RAIZ DAS IMAGENS

cinema-ação

Madeireiros em terra Xavante:
O primeiro filme realizado pelos jovens cineastas após as oficinas do coletivo.

Filme realizado em setembro de 2013, integralmente pelos jovens cineastas Xavante da aldeia N. S. de Guadalupe.
Os jovens cineastas registraram toda a ação de cerco e captura dos madeireiros que retiravam ilegalmente da reserva indígena de São Marcos.
 

Uma casa, uma vida

Filme realizado pelos jovens Xavante em parceria com o coletivo Raiz das Imagens a partir das oficinas realizadas nas aldeias Santa Cruz e Belem durante o projeto Tiba'uwe nos meses de agosto e setembro de 2013.

 
   Raiz das Imagens é um projeto que tem como objetivo conscientizar o indivíduo indígena através de uma auto-reflexão, difundir seu modo de vida, ensinar os instrumentos audiviosuais e documentar a realidade atual e as origens da cultura indígena bem como as mesclas na raiz cultural brasileira, utilizando como instrumento de diálogo o cinema e ferramentas audiovisuais.

   Para tanto, buscamos apoio junto a instituições não-governamentais, editais, coletivos e pessoas físicas com a finalidade de seguir documentando, recuperando tradições e trabalhando para a união e força das diversas etnias brasileiras.

Quem participa?

Direta e indiretamente, todas as pessoas da comunidade envolvida no projeto poderão participar na realização desta iniciativa.
Diretamente implicados estão os jovens aprendendo a linguagem e a técnica audiovisual.
Com isso, os jovens buscarão os mais velhos para gravar-lhes e aprenderão sobre: técnicas de artesanato, histórias antigas, o orgulho indígena, conhecimento de medicina natural entre outros temas importantes para a recuperação e registro da cultura.

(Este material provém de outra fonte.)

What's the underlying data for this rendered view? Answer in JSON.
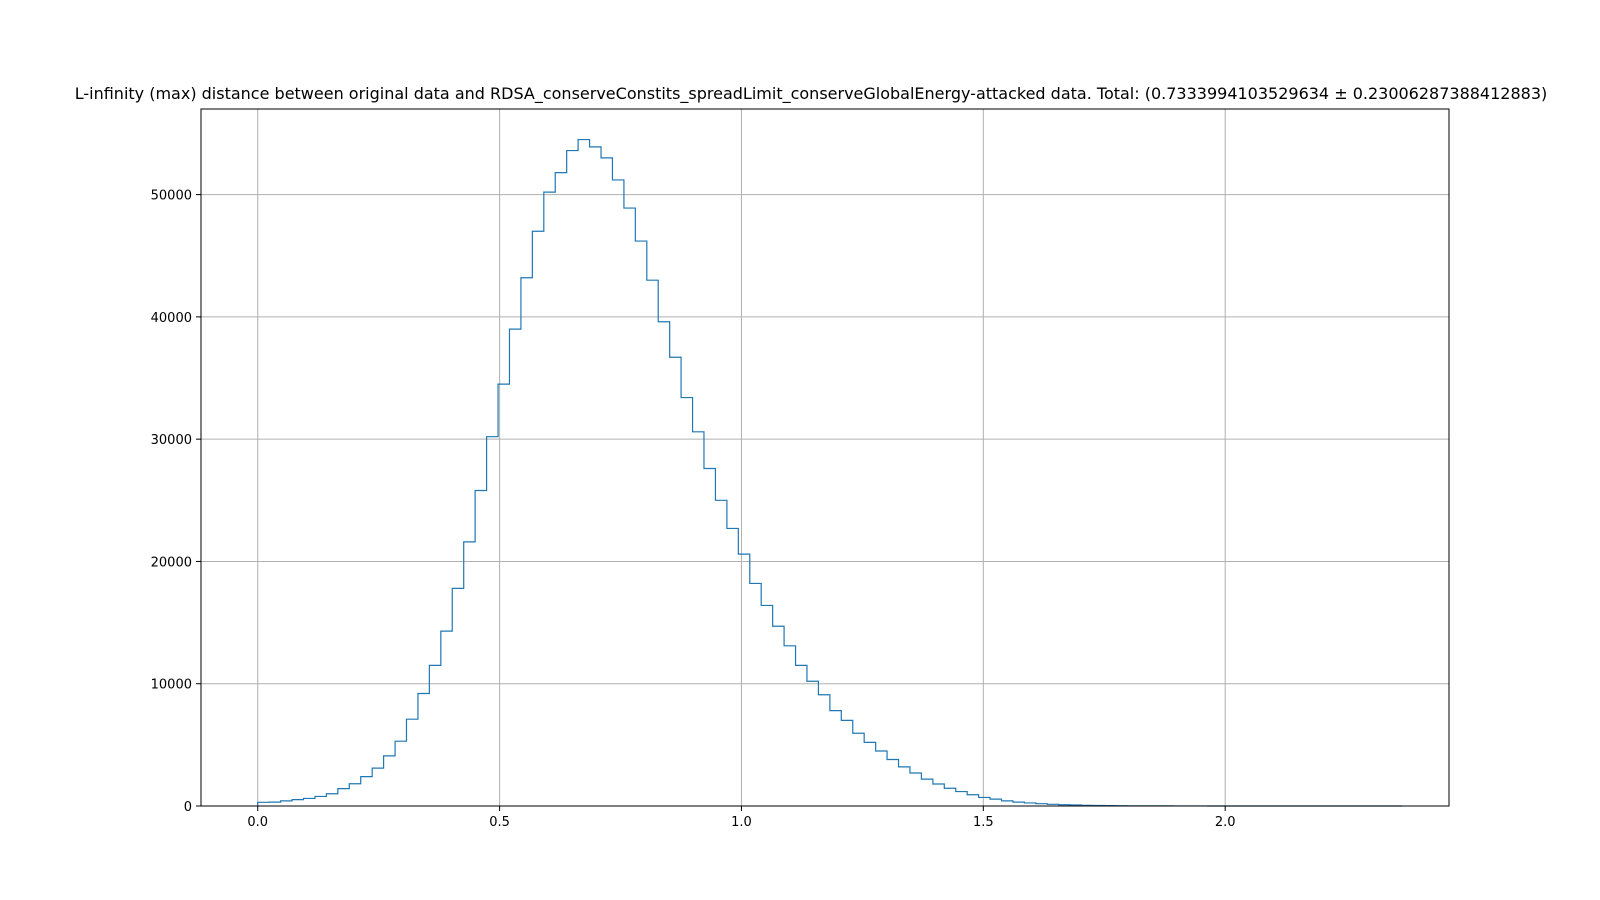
{
  "chart_data": {
    "type": "histogram",
    "title": "L-infinity (max) distance between original data and RDSA_conserveConstits_spreadLimit_conserveGlobalEnergy-attacked data. Total: (0.7333994103529634 ± 0.23006287388412883)",
    "xlabel": "",
    "ylabel": "",
    "xlim": [
      -0.1173,
      2.4627
    ],
    "ylim": [
      0,
      57000
    ],
    "grid": true,
    "line_color": "#1f77b4",
    "x_ticks": [
      {
        "value": 0.0,
        "label": "0.0"
      },
      {
        "value": 0.5,
        "label": "0.5"
      },
      {
        "value": 1.0,
        "label": "1.0"
      },
      {
        "value": 1.5,
        "label": "1.5"
      },
      {
        "value": 2.0,
        "label": "2.0"
      }
    ],
    "y_ticks": [
      {
        "value": 0,
        "label": "0"
      },
      {
        "value": 10000,
        "label": "10000"
      },
      {
        "value": 20000,
        "label": "20000"
      },
      {
        "value": 30000,
        "label": "30000"
      },
      {
        "value": 40000,
        "label": "40000"
      },
      {
        "value": 50000,
        "label": "50000"
      }
    ],
    "bin_edges": [
      0.0,
      0.0237,
      0.0473,
      0.071,
      0.0946,
      0.1183,
      0.1419,
      0.1656,
      0.1892,
      0.2129,
      0.2366,
      0.2602,
      0.2839,
      0.3075,
      0.3312,
      0.3548,
      0.3785,
      0.4021,
      0.4258,
      0.4494,
      0.4731,
      0.4968,
      0.5204,
      0.5441,
      0.5677,
      0.5914,
      0.615,
      0.6387,
      0.6623,
      0.686,
      0.7097,
      0.7333,
      0.757,
      0.7806,
      0.8043,
      0.8279,
      0.8516,
      0.8752,
      0.8989,
      0.9225,
      0.9462,
      0.9699,
      0.9935,
      1.0172,
      1.0408,
      1.0645,
      1.0881,
      1.1118,
      1.1354,
      1.1591,
      1.1828,
      1.2064,
      1.2301,
      1.2537,
      1.2774,
      1.301,
      1.3247,
      1.3483,
      1.372,
      1.3957,
      1.4193,
      1.443,
      1.4666,
      1.4903,
      1.5139,
      1.5376,
      1.5612,
      1.5849,
      1.6085,
      1.6322,
      1.6559,
      1.6795,
      1.7032,
      1.7268,
      1.7505,
      1.7741,
      1.7978,
      1.8214,
      1.8451,
      1.8688,
      1.8924,
      1.9161,
      1.9397,
      1.9634,
      1.987,
      2.0107,
      2.0343,
      2.058,
      2.0816,
      2.1053,
      2.129,
      2.1526,
      2.1763,
      2.1999,
      2.2236,
      2.2472,
      2.2709,
      2.2945,
      2.3182,
      2.3419,
      2.3655
    ],
    "counts": [
      300,
      320,
      420,
      520,
      620,
      780,
      1000,
      1420,
      1820,
      2400,
      3100,
      4100,
      5300,
      7100,
      9200,
      11500,
      14300,
      17800,
      21600,
      25800,
      30200,
      34500,
      39000,
      43200,
      47000,
      50200,
      51800,
      53600,
      54500,
      53900,
      53000,
      51200,
      48900,
      46200,
      43000,
      39600,
      36700,
      33400,
      30600,
      27600,
      25000,
      22700,
      20600,
      18200,
      16400,
      14700,
      13100,
      11500,
      10200,
      9100,
      7800,
      7000,
      5950,
      5200,
      4500,
      3800,
      3200,
      2700,
      2200,
      1800,
      1450,
      1180,
      920,
      700,
      560,
      420,
      320,
      250,
      190,
      140,
      100,
      80,
      55,
      40,
      30,
      22,
      16,
      12,
      9,
      7,
      5,
      4,
      3,
      2,
      2,
      1,
      1,
      1,
      1,
      1,
      1,
      0,
      0,
      0,
      0,
      0,
      0,
      0,
      0,
      0
    ]
  }
}
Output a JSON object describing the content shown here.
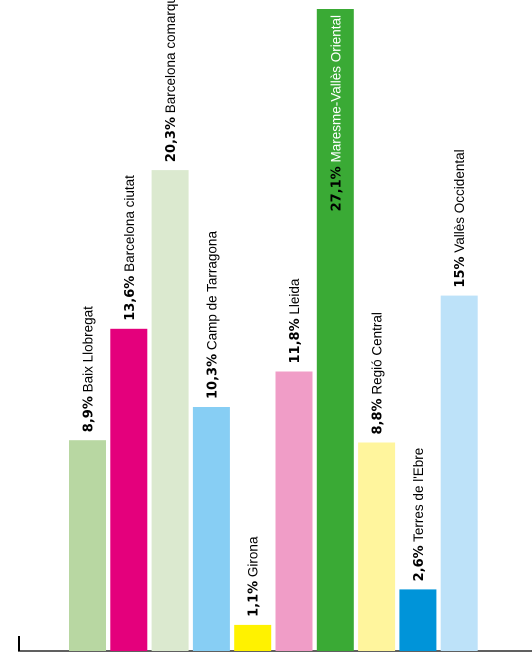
{
  "chart_data": {
    "type": "bar",
    "title": "",
    "xlabel": "",
    "ylabel": "",
    "ylim": [
      0,
      27.1
    ],
    "grid": false,
    "legend": "none",
    "label_orientation": "vertical",
    "categories": [
      "Baix Llobregat",
      "Barcelona ciutat",
      "Barcelona comarques",
      "Camp de Tarragona",
      "Girona",
      "Lleida",
      "Maresme-Vallès Oriental",
      "Regió Central",
      "Terres de l'Ebre",
      "Vallès Occidental"
    ],
    "values": [
      8.9,
      13.6,
      20.3,
      10.3,
      1.1,
      11.8,
      27.1,
      8.8,
      2.6,
      15
    ],
    "value_labels": [
      "8,9%",
      "13,6%",
      "20,3%",
      "10,3%",
      "1,1%",
      "11,8%",
      "27,1%",
      "8,8%",
      "2,6%",
      "15%"
    ],
    "colors": [
      "#b8d7a2",
      "#e4007c",
      "#dbe9cf",
      "#87cef4",
      "#fff200",
      "#f09dc7",
      "#3aaa35",
      "#fff59d",
      "#0094d9",
      "#bde2f9"
    ]
  }
}
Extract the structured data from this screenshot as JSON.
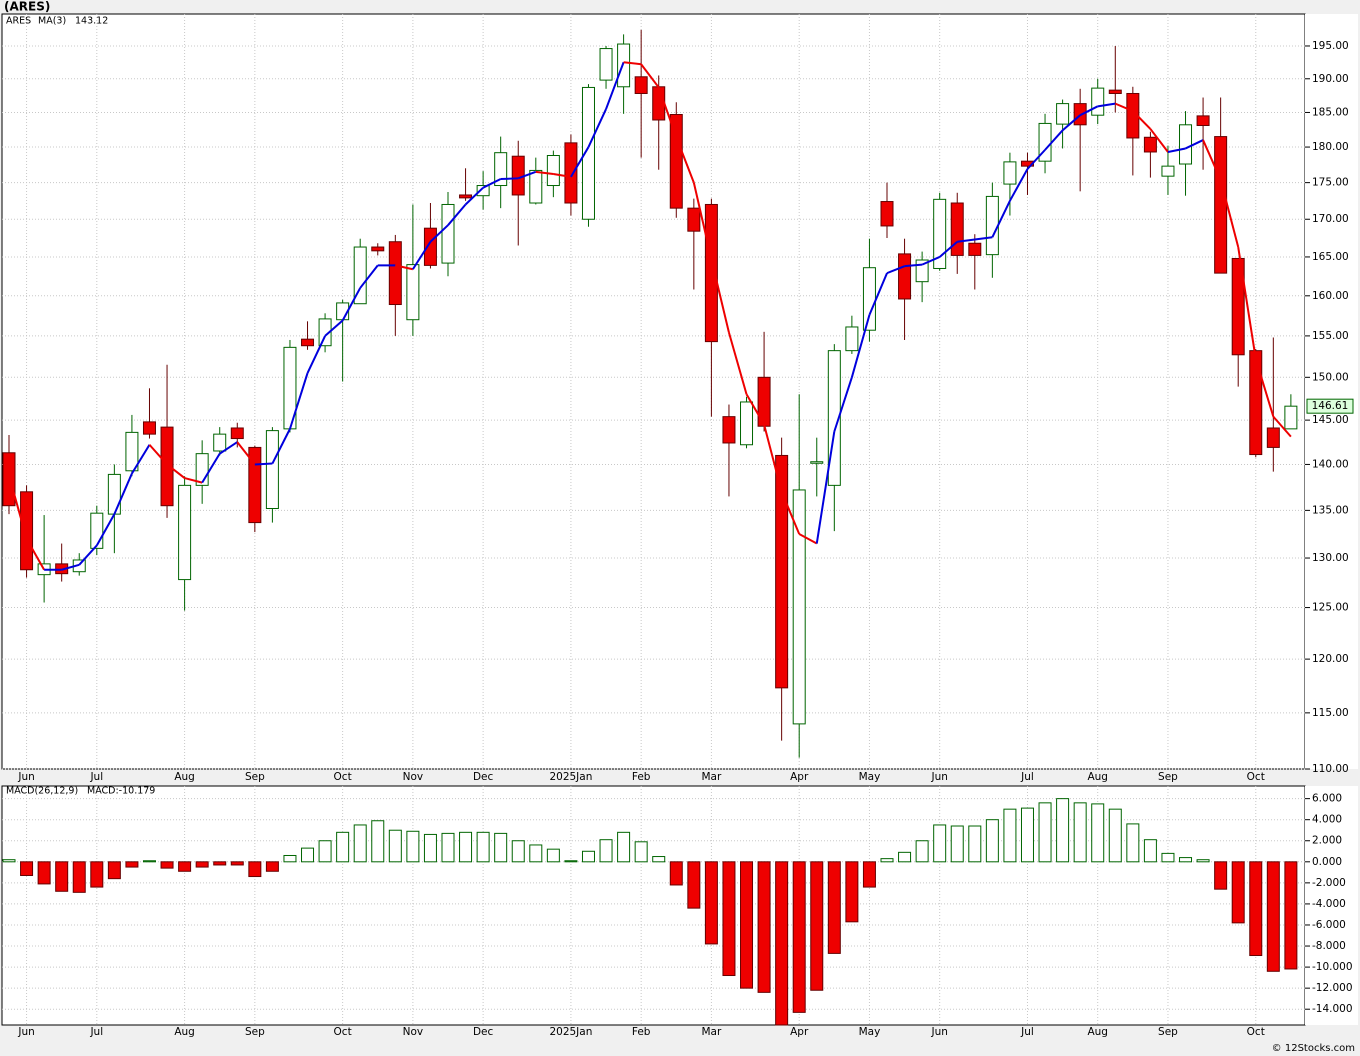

Os videos realizados dentro das oficinas e posteriormente (pela própria equipe de cineastas indígenas) serão projetados nas aldeias participantes do projeto e também em outras aldeias e comunidades.
 

O Projeto

  Pretendemos com este projeto fortalecer os aspectos da cultura indígena das várias etnias ao propor a reflexão e observação dos agentes sociais, dos ritos e do cotidiano dessas aldeias. Os mais jovens, que são os principais responsáveis pela atualização da cultura indígena, envolvidos na realização dos filmes estarão motivados a procurar e relacionar-se com os mais velhos afim de aprender e descobrir detalhes da sua tradição com objetivo de documentar eles mesmos. 
  Para aumentar e diversificar nossa atuação, fazemos também uma ponte entre as aldeias e as cidades e populações que circundam o território indígena, gerando conscientização entre povos que vivem tão perto e muitas vezes se desconhecem por completo. Criando assim um dialógo entre índios e suas comunidades envolventes.

  Ao mesmo tempo que este projeto fortalece a cultura local, há todo um trabalho de desmitificar a figura do índio, trazer a discussão sobre a realidade retratada pelas etnias indígenas para a sociedade branco-ocidental, já que esta imagem é geralmente carregada de pré-conceitos frutos do desconhecimento sobre este diverso universo indígena. Muito se ouve falar que “já não existem mais índios”, porque o índio que preenchia o estereótipo no imaginário coletivo era aquele índio pelado, descalço e com penas na cabeça. Esse estereótipo antiquado e romântico permite a construção de falsas premissas que só fazem aumentar o abismo entre a sociedade envolvente e os povos originários, assim qualquer forma de integração que busque o intercâmbio, o diálogo, o conhecimento e o reconhecimento das diferentes culturas é essencial.